Wikipedia:Request a query
This is a page for requesting one-off database queries for certain criteria. Users who are interested and able to perform SQL queries on the projects can provide results from the Quarry website.
You may also be interested in the following:
- If you are interested in writing SQL queries or helping out here, visit our tips page.
- If you need to obtain a list of pages that meet certain criteria, consider using PetScan (user manual) or the default search. PetScan can generate lists of articles in subcategories, articles which transclude some template, etc.
- If you need to make changes to a number of articles based on a particular query, you can post to the bot requests page, depending on how many changes are needed.
- For long-term review and checking, database reports are available.
The database replicas do not have access to page content, so queries which require checking wikitext cannot be answered with database queries. In particular, there is no way to query for template parameters or anything related to references. However, someone may be able to assist by querying in another way (for example, checking for external links rather than references) or suggest an alternative tool.
Admins using the block button
[edit]Can you tell me how many admins blocked anyone (registered or otherwise) during the last year? We have 827 admins, and I have heard that most of them use their admin tools only occasionally, so I would expect the number who use the block button specifically to be low – but maybe you'll surprise me. The total number (no need for individual names) is enough for me. WhatamIdoing (talk) 20:37, 6 October 2025 (UTC)
- @WhatamIdoing: According to this query, 414 of them made at least one block in the past year, out of which 41 made more than 1000 blocks each (~50% and ~5% of all admins, respectively). NguoiDungKhongDinhDanh 21:03, 6 October 2025 (UTC)

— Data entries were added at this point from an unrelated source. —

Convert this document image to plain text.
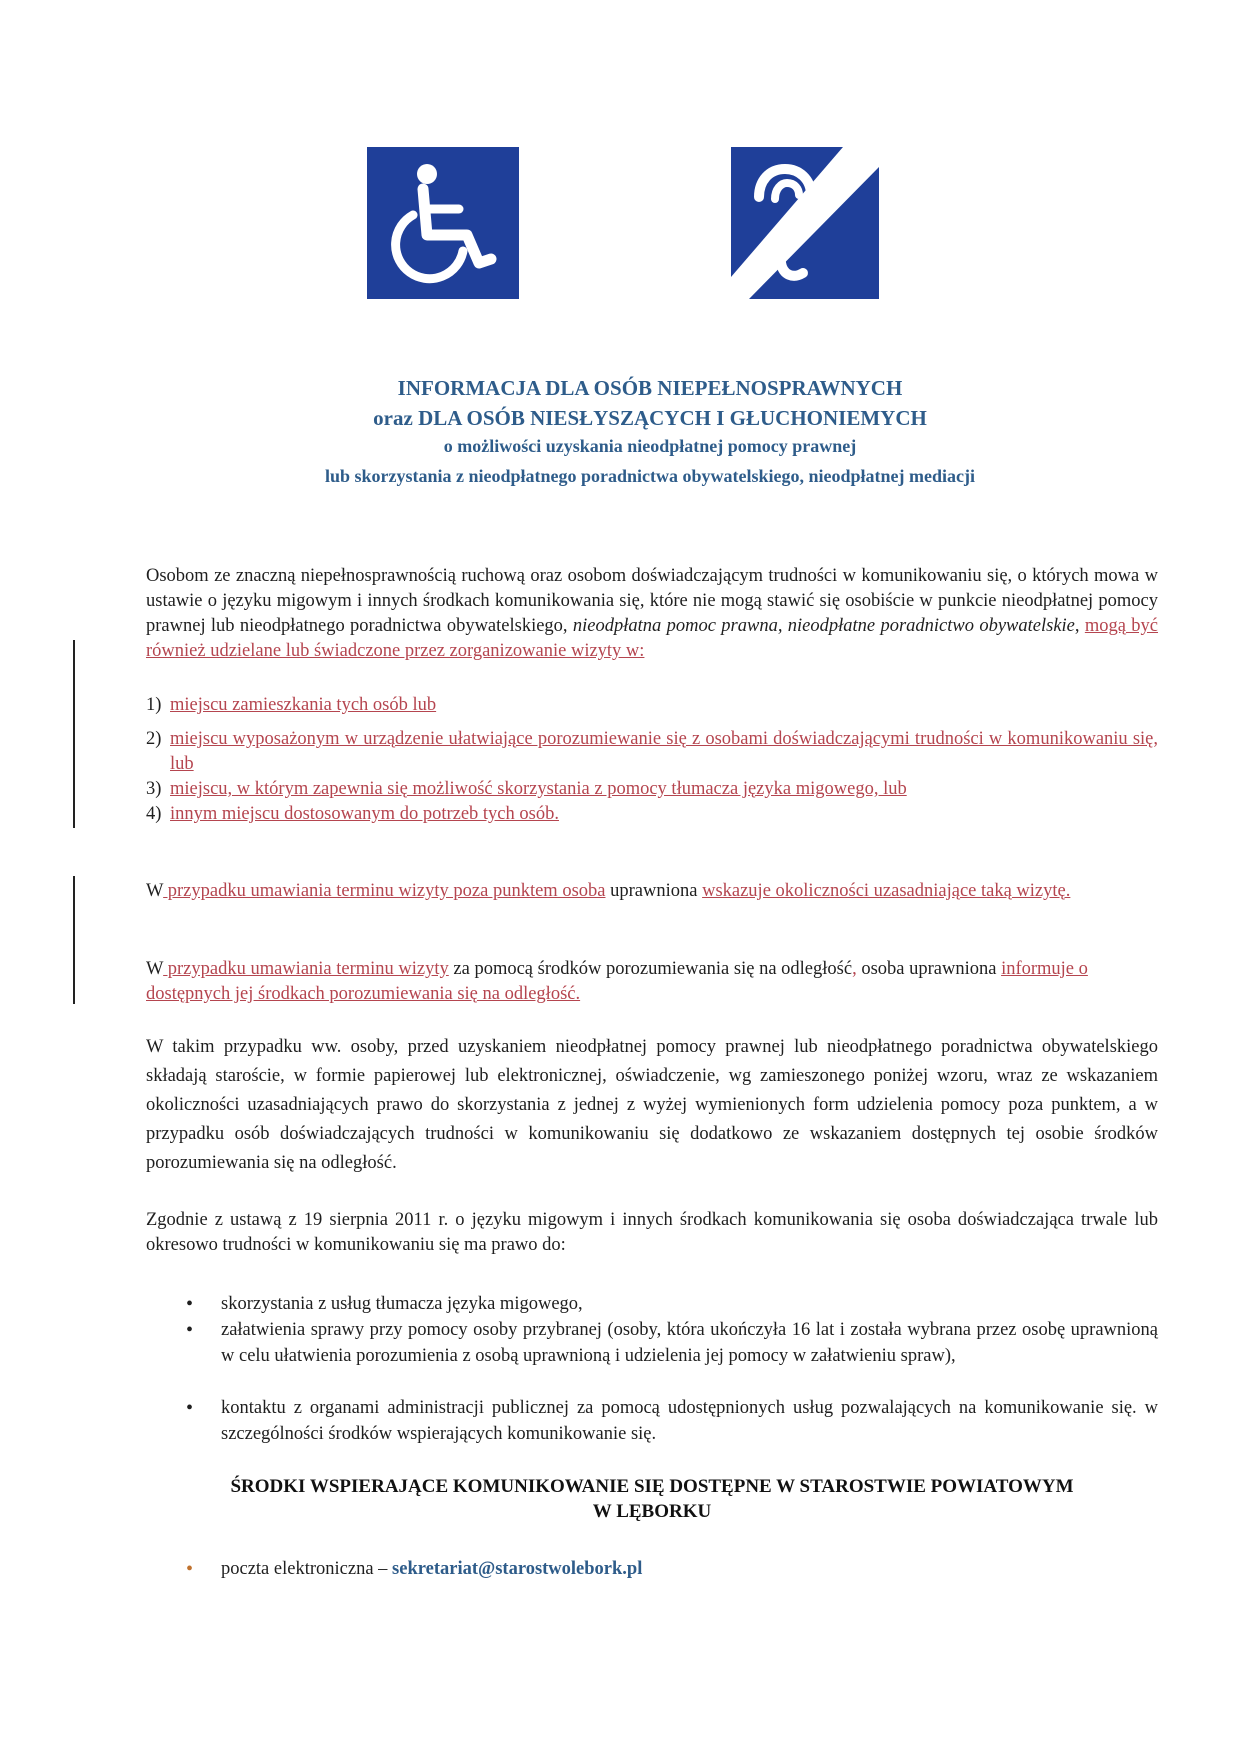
INFORMACJA DLA OSÓB NIEPEŁNOSPRAWNYCH
oraz DLA OSÓB NIESŁYSZĄCYCH I GŁUCHONIEMYCH
o możliwości uzyskania nieodpłatnej pomocy prawnej
lub skorzystania z nieodpłatnego poradnictwa obywatelskiego, nieodpłatnej mediacji
Osobom ze znaczną niepełnosprawnością ruchową oraz osobom doświadczającym trudności w komunikowaniu się, o których mowa w ustawie o języku migowym i innych środkach komunikowania się, które nie mogą stawić się osobiście w punkcie nieodpłatnej pomocy prawnej lub nieodpłatnego poradnictwa obywatelskiego, nieodpłatna pomoc prawna, nieodpłatne poradnictwo obywatelskie, mogą być również udzielane lub świadczone przez zorganizowanie wizyty w:
1) miejscu zamieszkania tych osób lub
2) miejscu wyposażonym w urządzenie ułatwiające porozumiewanie się z osobami doświadczającymi trudności w komunikowaniu się, lub
3) miejscu, w którym zapewnia się możliwość skorzystania z pomocy tłumacza języka migowego, lub
4) innym miejscu dostosowanym do potrzeb tych osób.
W przypadku umawiania terminu wizyty poza punktem osoba uprawniona wskazuje okoliczności uzasadniające taką wizytę.
W przypadku umawiania terminu wizyty za pomocą środków porozumiewania się na odległość, osoba uprawniona informuje o dostępnych jej środkach porozumiewania się na odległość.
W takim przypadku ww. osoby, przed uzyskaniem nieodpłatnej pomocy prawnej lub nieodpłatnego poradnictwa obywatelskiego składają staroście, w formie papierowej lub elektronicznej, oświadczenie, wg zamieszonego poniżej wzoru, wraz ze wskazaniem okoliczności uzasadniających prawo do skorzystania z jednej z wyżej wymienionych form udzielenia pomocy poza punktem, a w przypadku osób doświadczających trudności w komunikowaniu się dodatkowo ze wskazaniem dostępnych tej osobie środków porozumiewania się na odległość.
Zgodnie z ustawą z 19 sierpnia 2011 r. o języku migowym i innych środkach komunikowania się osoba doświadczająca trwale lub okresowo trudności w komunikowaniu się ma prawo do:
• skorzystania z usług tłumacza języka migowego,
• załatwienia sprawy przy pomocy osoby przybranej (osoby, która ukończyła 16 lat i została wybrana przez osobę uprawnioną w celu ułatwienia porozumienia z osobą uprawnioną i udzielenia jej pomocy w załatwieniu spraw),
• kontaktu z organami administracji publicznej za pomocą udostępnionych usług pozwalających na komunikowanie się. w szczególności środków wspierających komunikowanie się.
ŚRODKI WSPIERAJĄCE KOMUNIKOWANIE SIĘ DOSTĘPNE W STAROSTWIE POWIATOWYM
W LĘBORKU
• poczta elektroniczna – sekretariat@starostwolebork.pl
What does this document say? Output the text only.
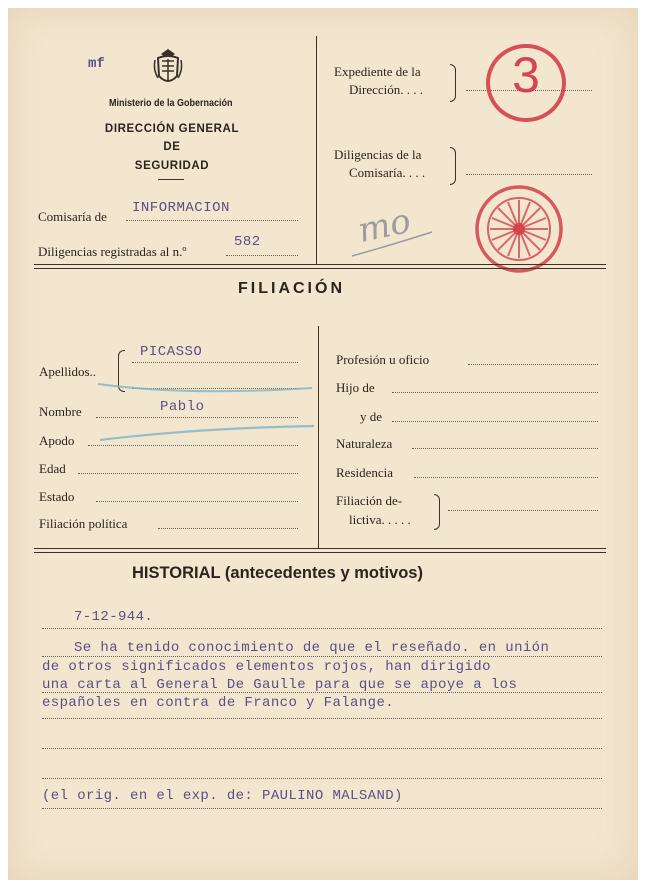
mf
Ministerio de la Gobernación
DIRECCIÓN GENERAL
DE
SEGURIDAD
Comisaría de
INFORMACION
Diligencias registradas al n.º
582
Expediente de la
Dirección. . . .
Diligencias de la
Comisaría. . . .
3
mo
FILIACIÓN
Apellidos..
PICASSO
Nombre	Pablo
Apodo
Edad
Estado
Filiación política
Profesión u oficio
Hijo de
y de
Naturaleza
Residencia
Filiación de-
lictiva. . . . .
HISTORIAL (antecedentes y motivos)
7-12-944.
Se ha tenido conocimiento de que el reseñado. en unión
de otros significados elementos rojos, han dirigido
una carta al General De Gaulle para que se apoye a los
españoles en contra de Franco y Falange.
(el orig. en el exp. de: PAULINO MALSAND)
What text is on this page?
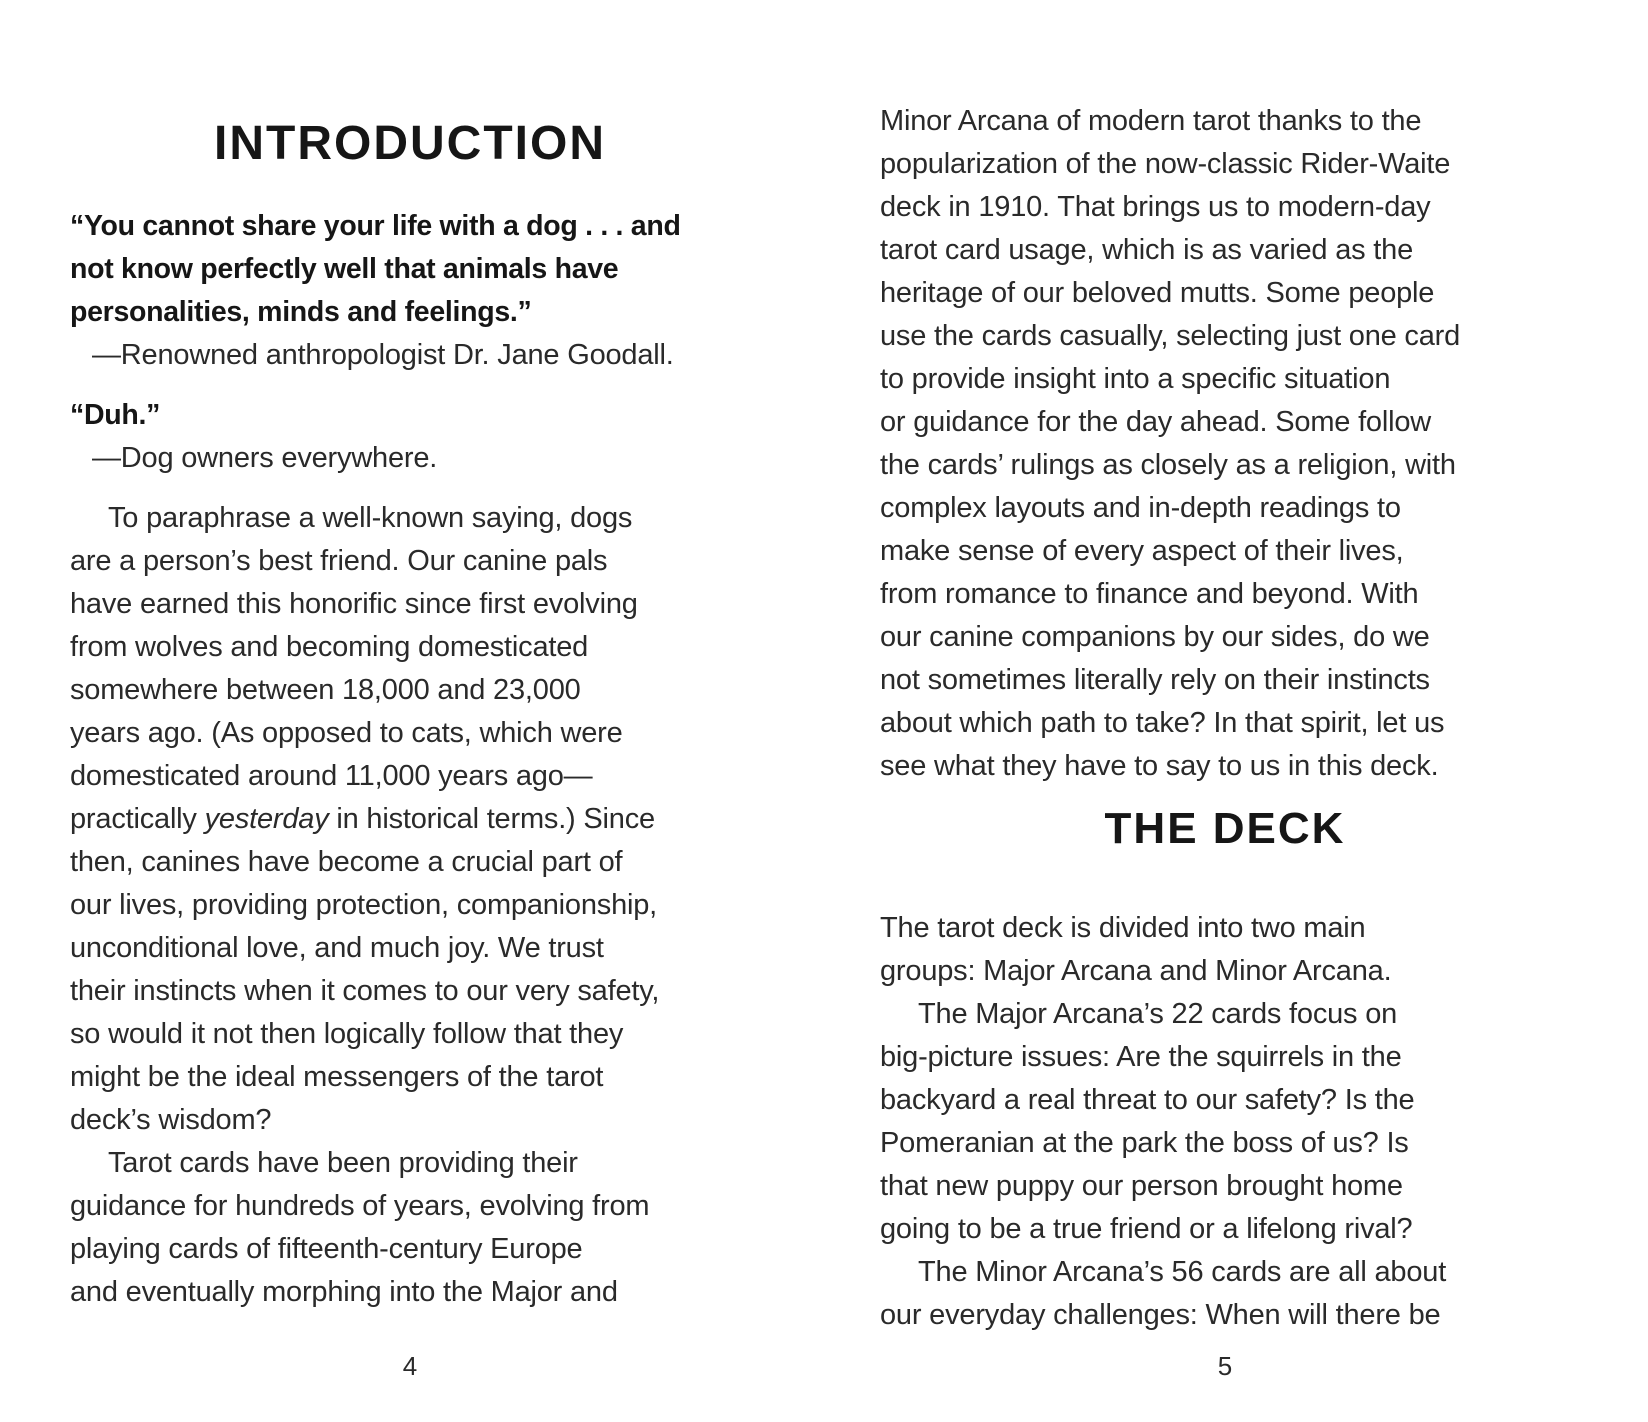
INTRODUCTION
“You cannot share your life with a dog . . . and
not know perfectly well that animals have
personalities, minds and feelings.”
—Renowned anthropologist Dr. Jane Goodall.
“Duh.”
—Dog owners everywhere.
To paraphrase a well-known saying, dogs
are a person’s best friend. Our canine pals
have earned this honorific since first evolving
from wolves and becoming domesticated
somewhere between 18,000 and 23,000
years ago. (As opposed to cats, which were
domesticated around 11,000 years ago—
practically yesterday in historical terms.) Since
then, canines have become a crucial part of
our lives, providing protection, companionship,
unconditional love, and much joy. We trust
their instincts when it comes to our very safety,
so would it not then logically follow that they
might be the ideal messengers of the tarot
deck’s wisdom?
Tarot cards have been providing their
guidance for hundreds of years, evolving from
playing cards of fifteenth-century Europe
and eventually morphing into the Major and
4
Minor Arcana of modern tarot thanks to the
popularization of the now-classic Rider-Waite
deck in 1910. That brings us to modern-day
tarot card usage, which is as varied as the
heritage of our beloved mutts. Some people
use the cards casually, selecting just one card
to provide insight into a specific situation
or guidance for the day ahead. Some follow
the cards’ rulings as closely as a religion, with
complex layouts and in-depth readings to
make sense of every aspect of their lives,
from romance to finance and beyond. With
our canine companions by our sides, do we
not sometimes literally rely on their instincts
about which path to take? In that spirit, let us
see what they have to say to us in this deck.
THE DECK
The tarot deck is divided into two main
groups: Major Arcana and Minor Arcana.
The Major Arcana’s 22 cards focus on
big-picture issues: Are the squirrels in the
backyard a real threat to our safety? Is the
Pomeranian at the park the boss of us? Is
that new puppy our person brought home
going to be a true friend or a lifelong rival?
The Minor Arcana’s 56 cards are all about
our everyday challenges: When will there be
5
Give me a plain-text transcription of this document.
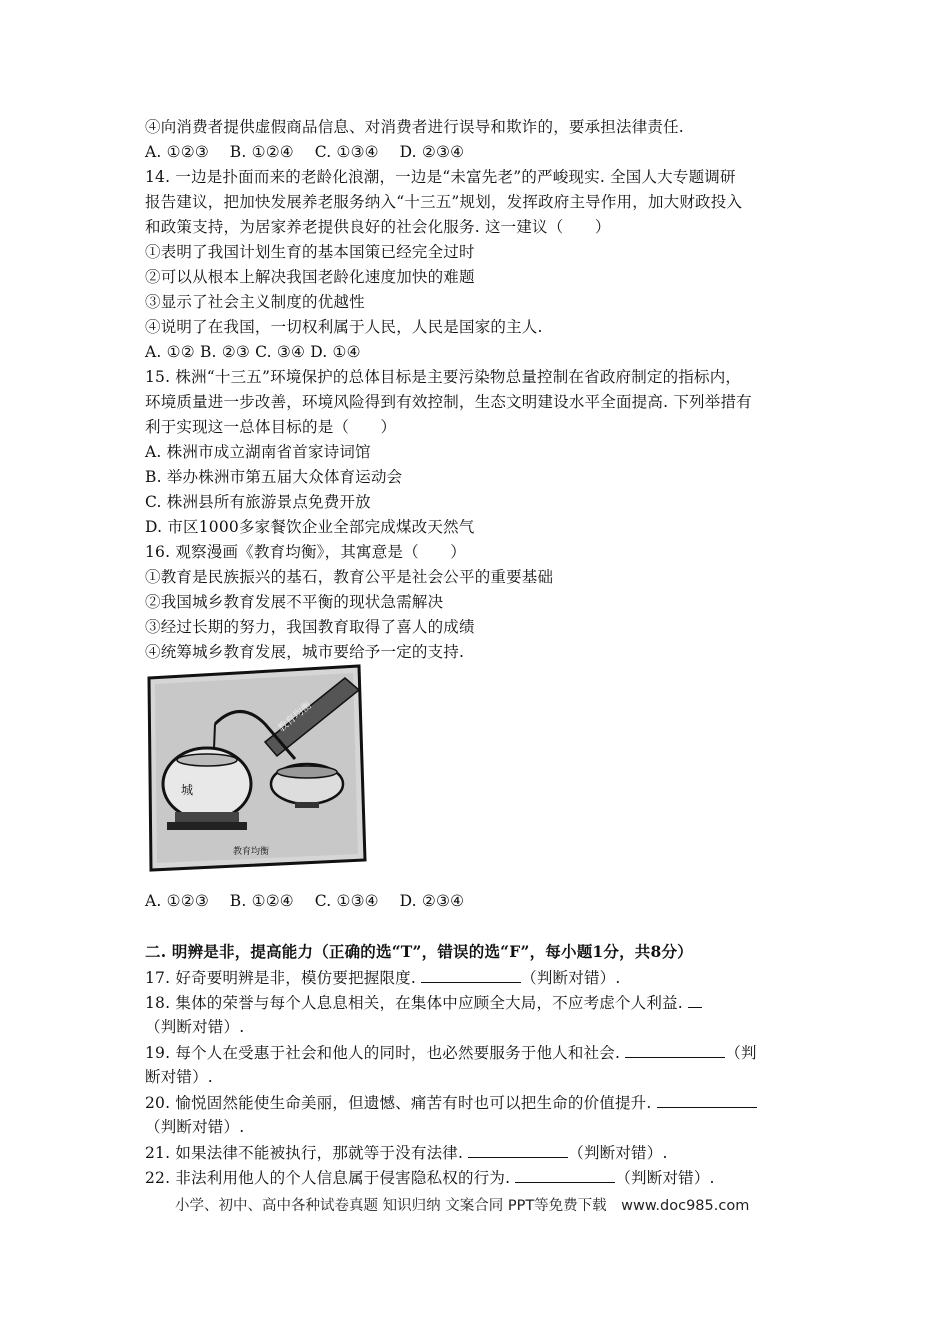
④向消费者提供虚假商品信息、对消费者进行误导和欺诈的，要承担法律责任.
A. ①②③　 B. ①②④　 C. ①③④　 D. ②③④
14. 一边是扑面而来的老龄化浪潮，一边是“未富先老”的严峻现实. 全国人大专题调研
报告建议，把加快发展养老服务纳入“十三五”规划，发挥政府主导作用，加大财政投入
和政策支持，为居家养老提供良好的社会化服务. 这一建议（　　）
①表明了我国计划生育的基本国策已经完全过时
②可以从根本上解决我国老龄化速度加快的难题
③显示了社会主义制度的优越性
④说明了在我国，一切权利属于人民，人民是国家的主人.
A. ①② B. ②③ C. ③④ D. ①④
15. 株洲“十三五”环境保护的总体目标是主要污染物总量控制在省政府制定的指标内，
环境质量进一步改善，环境风险得到有效控制，生态文明建设水平全面提高. 下列举措有
利于实现这一总体目标的是（　　）
A. 株洲市成立湖南省首家诗词馆
B. 举办株洲市第五届大众体育运动会
C. 株洲县所有旅游景点免费开放
D. 市区1000多家餐饮企业全部完成煤改天然气
16. 观察漫画《教育均衡》，其寓意是（　　）
①教育是民族振兴的基石，教育公平是社会公平的重要基础
②我国城乡教育发展不平衡的现状急需解决
③经过长期的努力，我国教育取得了喜人的成绩
④统筹城乡教育发展，城市要给予一定的支持.
教育均衡
城
教育均衡
A. ①②③　 B. ①②④　 C. ①③④　 D. ②③④
二. 明辨是非，提高能力（正确的选“T”，错误的选“F”，每小题1分，共8分）
17. 好奇要明辨是非，模仿要把握限度.	（判断对错）.
18. 集体的荣誉与每个人息息相关，在集体中应顾全大局，不应考虑个人利益.
（判断对错）.
19. 每个人在受惠于社会和他人的同时，也必然要服务于他人和社会.	（判
断对错）.
20. 愉悦固然能使生命美丽，但遗憾、痛苦有时也可以把生命的价值提升.
（判断对错）.
21. 如果法律不能被执行，那就等于没有法律.	（判断对错）.
22. 非法利用他人的个人信息属于侵害隐私权的行为.	（判断对错）.
小学、初中、高中各种试卷真题 知识归纳 文案合同 PPT等免费下载　www.doc985.com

- quarry:query/97803 has totals for different uses of the block button too. Do you need me to filter accounts that currently aren't admins anymore? I can think of at least one where that's the case. —Cryptic 21:04, 6 October 2025 (UTC)
- No, that's good enough. Thanks! WhatamIdoing (talk) 21:35, 6 October 2025 (UTC)
Why is this query so slow?
[edit]This query of mine has been running for about 24 hours. Its content is as follow:
SELECT
CONCAT('Thảo luận Thành viên:', page.page_title) as 'Page name',
COUNT(revision.rev_id) as 'Revisions'
FROM
page
JOIN
revision ON revision.rev_page = page.page_id
JOIN
actor ON actor.actor_id = revision.rev_actor
WHERE
page.page_namespace = 3 AND
page.page_is_new = 0 AND
actor.actor_name = 'TuanminhBot' AND
is_ipv4(page_title)
GROUP BY
page.page_id
HAVING
COUNT(DISTINCT revision.rev_actor) = 1 AND
COUNT(revision.rev_id) > 1
ORDER BY
COUNT(revision.rev_id) DESC
I expect this to return something between 10,000 and 300,000 rows, give or take. An almost identical query, whose intention is to return only the amount of pages, has also been running for 21 hours. NguoiDungKhongDinhDanh 08:41, 7 October 2025 (UTC)
- The actor view was introduced in a 2019 downgrade. It joins the actual actor table, which is hidden, to eight other tables, which slows down many queries dramatically. Using the actor_revision view instead may undo some of the damage. Certes (talk) 10:49, 7 October 2025 (UTC)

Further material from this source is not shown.